De acordo com o projeto, o Incidente (...)

 

O objetivo principal dessa inovação legislativa é assemelhado ao que ocorre com os recursos repetitivos do Superior Tribunal de Justiça: escolher um processo que seja representativo da controvérsia, para que o resultado de seu julgamento seja aplicado posteriormente em todos os processos ditos “idênticos” ou repetitivos, em avalanche. Uma série de discussões surgirão desta nova modalidade processual; qual o melhor recurso representativo da controvérsia? Caberá recurso desta escolha? Poderão os terceiros interessados se manifestarem ou recorrerem? Entidades de classe como a FEBRABAN poderão participar como amicus curiae, assim como fazem nos recursos repetitivos do STJ? O que é certo é que deverá haver uma mudança completa na mentalidade das empresas que lidam com litígios de massa, em como administrá-los.
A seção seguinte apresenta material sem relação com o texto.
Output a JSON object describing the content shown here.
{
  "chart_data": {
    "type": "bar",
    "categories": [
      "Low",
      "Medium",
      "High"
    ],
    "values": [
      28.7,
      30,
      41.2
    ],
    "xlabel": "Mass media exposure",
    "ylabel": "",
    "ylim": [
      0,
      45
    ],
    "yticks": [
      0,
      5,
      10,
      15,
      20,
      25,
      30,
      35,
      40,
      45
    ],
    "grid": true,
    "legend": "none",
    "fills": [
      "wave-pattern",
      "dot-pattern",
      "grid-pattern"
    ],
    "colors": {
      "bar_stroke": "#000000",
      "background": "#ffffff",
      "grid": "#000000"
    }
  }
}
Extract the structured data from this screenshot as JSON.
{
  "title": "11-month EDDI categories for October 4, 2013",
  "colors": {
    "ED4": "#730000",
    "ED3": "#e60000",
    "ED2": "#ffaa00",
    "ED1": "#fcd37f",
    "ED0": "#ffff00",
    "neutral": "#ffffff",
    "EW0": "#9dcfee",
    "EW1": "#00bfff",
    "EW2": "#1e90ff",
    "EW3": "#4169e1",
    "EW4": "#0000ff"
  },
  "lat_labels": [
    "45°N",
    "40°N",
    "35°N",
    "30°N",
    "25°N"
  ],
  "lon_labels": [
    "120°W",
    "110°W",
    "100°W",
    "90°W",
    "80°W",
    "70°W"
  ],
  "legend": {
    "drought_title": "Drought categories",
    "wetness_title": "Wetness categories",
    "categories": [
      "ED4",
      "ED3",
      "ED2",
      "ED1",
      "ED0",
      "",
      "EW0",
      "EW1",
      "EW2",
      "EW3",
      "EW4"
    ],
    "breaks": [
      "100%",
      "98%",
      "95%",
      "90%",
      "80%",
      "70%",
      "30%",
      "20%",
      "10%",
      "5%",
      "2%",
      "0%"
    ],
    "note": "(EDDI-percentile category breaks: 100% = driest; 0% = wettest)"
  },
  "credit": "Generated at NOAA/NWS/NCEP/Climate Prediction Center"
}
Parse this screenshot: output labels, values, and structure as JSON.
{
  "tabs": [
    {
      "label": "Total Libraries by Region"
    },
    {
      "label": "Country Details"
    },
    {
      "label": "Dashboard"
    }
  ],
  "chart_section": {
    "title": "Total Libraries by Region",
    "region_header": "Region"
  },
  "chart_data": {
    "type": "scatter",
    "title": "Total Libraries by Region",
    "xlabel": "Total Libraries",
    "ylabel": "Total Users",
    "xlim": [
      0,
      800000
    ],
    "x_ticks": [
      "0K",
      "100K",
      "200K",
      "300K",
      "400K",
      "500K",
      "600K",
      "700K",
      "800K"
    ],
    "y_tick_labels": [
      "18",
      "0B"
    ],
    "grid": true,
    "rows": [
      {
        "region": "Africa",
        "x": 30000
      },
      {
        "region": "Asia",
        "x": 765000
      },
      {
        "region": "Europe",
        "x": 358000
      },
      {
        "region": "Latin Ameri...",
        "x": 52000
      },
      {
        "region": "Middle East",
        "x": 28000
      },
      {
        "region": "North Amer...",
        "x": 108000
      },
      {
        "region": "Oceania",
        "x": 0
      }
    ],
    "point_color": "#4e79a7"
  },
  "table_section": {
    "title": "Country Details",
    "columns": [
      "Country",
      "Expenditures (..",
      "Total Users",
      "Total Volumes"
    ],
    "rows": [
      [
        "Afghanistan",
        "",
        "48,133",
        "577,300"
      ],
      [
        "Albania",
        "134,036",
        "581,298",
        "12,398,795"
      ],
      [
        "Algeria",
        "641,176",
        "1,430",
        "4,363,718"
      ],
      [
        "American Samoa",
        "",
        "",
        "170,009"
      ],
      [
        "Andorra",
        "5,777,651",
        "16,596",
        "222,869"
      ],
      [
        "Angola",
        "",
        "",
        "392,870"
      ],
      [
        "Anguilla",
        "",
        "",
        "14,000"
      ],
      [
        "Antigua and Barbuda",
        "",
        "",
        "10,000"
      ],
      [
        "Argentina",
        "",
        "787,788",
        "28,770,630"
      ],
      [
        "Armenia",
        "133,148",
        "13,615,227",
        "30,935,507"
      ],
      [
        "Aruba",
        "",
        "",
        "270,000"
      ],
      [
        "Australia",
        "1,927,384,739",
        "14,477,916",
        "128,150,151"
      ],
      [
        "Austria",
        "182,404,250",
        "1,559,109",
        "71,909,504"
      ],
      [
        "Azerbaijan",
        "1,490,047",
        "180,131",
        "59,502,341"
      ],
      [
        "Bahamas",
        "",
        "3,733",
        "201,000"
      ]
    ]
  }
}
Os casos que antes eram tidos como de pouca importância passam a ter um significado relevante. O jurídico deverá observar atentamente quando da escolha de um processo representativo, se não agir ativamente juntamente às entidades de classe e outras empresas interessadas para sugerir ao julgador o melhor representativo – ou seja, aquele que agrupa em si o maior número de questões, as melhores teses e argumentos, representando mais fielmente o interesse de toda a coletividade – o que seria ainda melhor. Uma vez escolhido o representativo, todos os demais processos ficarão sobrestados. Esse é o momento de envidar os melhores esforços naquele processo – mesmo que a empresa não seja parte, ela deverá atuar como terceiro, pois será atingida pelos resultados.

 

As consequências do julgamento de um IRDR serão importantes suficiente para que os litígios de massa saiam do espectro de processos menos importantes para figurar como processos complexos e estratégicos. Unitariamente eles podem significar pouco, mas com a aglutinação resultante do julgamento do incidente qualquer perda será exponencial. Isso significa preocupações maiores do que tão somente administrar iniciais e contestações... é um momento para reposicionar a função das pequenas demandas dentro da realidade jurídica das empresas e esperar que isso signifique também uma melhora no panorama do nosso judiciário e da prestação jurisdicional no nosso país.  

 

 

(Farina, F. M. Q. O Gigante e o Incidente: breve ensaio sobre as demandas repetitivas no novo CPC, disponível em www.farina.adv.br/biblioteca maio de 2015).